Josh Hull was one of the headliners of England Lions’ victory over Sri Lanka last month, the Leicestershire left-armer, towering at 6ft 7in, rewarded with a Test call-up after taking five wickets in the match. But the real story? That belonged to Zaman Akhter and the South Asian Cricket Academy.
Akhter, another hulking fast bowler, took seven wickets for the Lions, the best display of a career ignited by the Academy a little over 18 months ago. At 23 he’d already played first-class cricket for Oxford MCCU and been on the second-XI merry-go-round with Derbyshire, Warwickshire and Essex. He had searched for that thing everyone needs: a chance. The Academy offered it.
Tom Brown is its managing director, the programme formed on the back of his PhD research at Birmingham City University. Brown examined the under-representation of British South Asians in professional cricket, highlighting the inequalities of a biased system. Among his findings, he found that white privately-educated British male cricketers were 34 times more likely to play professionally than state-educated British South Asians. Rather than let that number multiply, he decided to do something about it.
Dreamt up by Brown and the former England bowler Kabir Ali, the Academy, now in its third year, offers South Asian cricketers aged 18 or over opportunities to play against county second XIs. Attract the attention of the opposition, land yourself a trial, and then a pro contract can become a reality.
Akhter joined the Academy at the start of 2023, moving into a house in Birmingham with several other highly-rated prospects on the books, with the players training at Edgbaston to get ready for the summer. He didn’t have to wait long to find potential suitors. “We had a showcase day [that February] in Leyton,” says Brown. “We had open nets, invited the counties to come have a look, nothing too high-tech.” Akhter’s right-arm heat found interest from multiple sides but it was Gloucestershire who had him signed by the end of March.
Since then there have been appearances across all three formats for the county, the wickets of Joe Root and Harry Brook against Yorkshire earlier this season, and enough promise to prompt a chance with the Lions despite a middling red-ball record. The Academy producing an England international has become a real possibility. “What’s really cool about this administration at the moment is they’re clearly not just looking at the county averages,” says Brown. “You don’t need a long first-class career to knock on the England door. If you’re exciting and you’re talented, then you seem to get through.”
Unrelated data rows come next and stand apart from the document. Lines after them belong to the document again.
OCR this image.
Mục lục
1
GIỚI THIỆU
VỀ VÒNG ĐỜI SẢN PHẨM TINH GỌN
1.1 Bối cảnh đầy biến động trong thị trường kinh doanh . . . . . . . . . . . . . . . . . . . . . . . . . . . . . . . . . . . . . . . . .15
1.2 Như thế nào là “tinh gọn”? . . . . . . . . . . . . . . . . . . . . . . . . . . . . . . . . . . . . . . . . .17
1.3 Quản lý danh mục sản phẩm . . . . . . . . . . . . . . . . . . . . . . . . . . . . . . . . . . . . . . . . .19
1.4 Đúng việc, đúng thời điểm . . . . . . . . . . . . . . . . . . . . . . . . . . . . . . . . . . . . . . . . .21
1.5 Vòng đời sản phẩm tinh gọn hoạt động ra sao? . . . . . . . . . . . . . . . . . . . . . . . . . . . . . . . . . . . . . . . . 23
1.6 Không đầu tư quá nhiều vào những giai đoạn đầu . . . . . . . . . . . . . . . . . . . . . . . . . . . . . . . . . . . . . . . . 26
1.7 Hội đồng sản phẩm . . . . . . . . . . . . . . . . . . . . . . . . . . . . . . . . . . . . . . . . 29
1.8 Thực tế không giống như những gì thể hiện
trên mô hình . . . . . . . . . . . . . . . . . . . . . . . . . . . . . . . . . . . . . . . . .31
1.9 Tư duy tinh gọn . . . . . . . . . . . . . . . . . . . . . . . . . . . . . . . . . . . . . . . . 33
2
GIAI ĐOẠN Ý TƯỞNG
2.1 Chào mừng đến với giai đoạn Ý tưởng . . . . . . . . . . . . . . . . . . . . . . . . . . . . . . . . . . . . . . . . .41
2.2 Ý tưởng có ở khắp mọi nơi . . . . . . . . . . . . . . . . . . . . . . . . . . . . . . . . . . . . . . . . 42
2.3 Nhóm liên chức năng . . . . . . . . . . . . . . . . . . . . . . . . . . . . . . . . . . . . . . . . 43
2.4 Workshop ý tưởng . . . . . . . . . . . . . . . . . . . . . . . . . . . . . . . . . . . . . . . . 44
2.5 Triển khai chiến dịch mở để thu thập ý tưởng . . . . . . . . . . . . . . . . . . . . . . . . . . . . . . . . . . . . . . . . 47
Akhter isn’t the sole source of joy. Kashif Ali, the programme’s first “graduate”, is averaging over 50 with the bat in Division One this year for Worcestershire. The leg-spinner Jafer Chohan has just landed a Big Bash contract after a solid Blast season for Yorkshire. Zen Malik, the 10th player from the Academy to sign professional terms, made his Warwickshire first-team debut last month.
When the Spin first met Brown two years ago, the programme was operating on a meagre budget, waiting to see if support would arrive from the ECB. It came last year with the announcement of a partnership with the governing body, the extra funding helping the Academy expand. Last winter there were three regional hubs set up in Birmingham, Bristol and Bradford, with players housed together and able to access each hub’s team of coaches. Brown – who does “about nine jobs, from social media to coaching” – is managing around 65 players.
“So many people want to get involved, and we can only pick 12 on a day,” Brown says. “Our best day for the programme so far was when we played Yorkshire and Essex [second XIs] at the same time, and had 15 [other] guys trialling. So we had 39 of our players [playing]. We won a 50-over game at Yorkshire, won a three-day game at Essex, and had all these boys trialling.”
Brown set up the Academy as an “intervention” scheme, set to run for three to six years while the professional game addressed its lack of South Asian players. Despite the Academy’s success, the goal remains to stop soon. “My aim would be after five [years],” says Brown. “We’ve proven the point: there’s talent out there. These guys are making it to England Lions, the Hundred etc. The reason why it needs to be short term is, if we go beyond that, then we’re not actually fixing the problem. We’re sort of being relied upon. The whole point is to try and change the system.”
Another message to take from the Academy is that the game needs to pay greater attention to its late bloomers. “We’re probably the best over-18s programme available right now,” says Brown, noting the end of other initiatives that provided opportunities to older heads trying to find a route into county cricket. “You had YCs [MCC Young Cricketers] and Unicorns seven or eight years ago. Now you don’t. Even with SACA, it’s really difficult [for over-18s]. We’ve still got 10 or 11 players who I think should be playing professionally right now. And even with us, we can’t get them through the door.”
A fully-fledged women’s programme remains something to work on. The Academy is currently supporting PhD research at Birmingham City University on the challenges of representation facing British South Asian women in cricket. “We know the women’s game is as poorly represented as the men’s game, if not worse,” Brown says. “But it’s trying to identify the specific reasons for that.” Brown suggests it will prompt another “intervention” programme, a reminder that fixing English cricket will take some time.